Don DeLillo completed ‘The Silence’ in March which is just weeks before the advent of Covid-19. The cause for the “semi-darkness” in the novel is not a pandemic, but a dramatic “loss of power”. Is it, as one character theorises, the Chinese? Have they “initiated a selective internet apocalypse”? No one knows, largely because they have no means of knowing. Here, the lines are dead, the screens are blank, and the technology is bust. Even the conspiracy theorists are going to find their audience tricky to reach now.

As Rachel Cooke puts in his article to ‘The Guardian’, “‘The Silence’ is a horrifyingly resonant book, and not only because the reader is bound to see herself in its pages, pathetically trying and failing to read her emails. The streets, quiet at first, and then, as panic sets in, crowded. The shameful notion is that we might more easily be able to live with a deadly virus than without our mobile phones.

The hearsay and supposition that soon tip into conspiracy theory. All these things make it feel like the weird apotheosis of at least one aspect of DeLillo’s art: a crystal ball between hard covers.”

In her review to the ‘Guardian’, Anne Enright, a Booker Prize winning author, says, “‘The Silence’ is just over a hundred pages long, so it is not as commodious a novel as ‘Underworld’, and not as funny as ‘White Noise’. Many of the same themes recur in a pared-down form, the novel illuminating the previous work with an intense, narrow beam. Sporting masculinity,

educators, other languages, systems, paranoias, what is remembered and what is forgotten, the mass mind; these are presented, not in a fritz of interconnectivity but as mimicry, emptiness and, finally, silence.”

She further elaborates, “Nobody speaks the way the characters in this novel do, nor are we asked to believe they would. They are, however, compelling and humane, and their voices have a ritualised urgency.

DeLillo is a master stylist, and not a word goes to waste. This is the novel as performance art, as expressionistic play. ‘The Silence’ is like watching Melancholia by Lars von Trier or an opera by Philip Glass – it always feels “foreign”. There is also something of the mid-1980s distilled and transported here: something rapt and male, full of longing for the machine and for the end of days.”

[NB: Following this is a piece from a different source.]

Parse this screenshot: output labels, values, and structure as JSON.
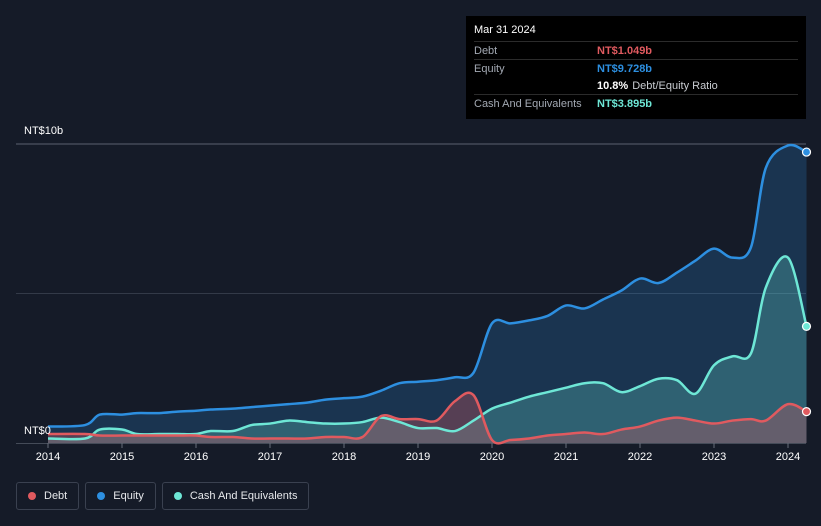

Enright sees DeLillo as someone who looks for the future as it manifests in the present moment. He has been using those themes for decades while other writers have been struggling with them. For example he takes the invention of the mobile phone, but others seem to think those themes would ruin the plot.

Enright says, “At 83 he makes many contemporary writers read as though they are thinking not even in the 20th but in the 19th century, one in which ‘the crowd’ did not exist, except, perhaps, as proles.”

Through ‘The Silence’ Don DeLillo definitely takes us not only to a new imagination, but also to a highland that we could oversee the world that we live in. Therefore, as with his other novels, it remains as a model for young writers.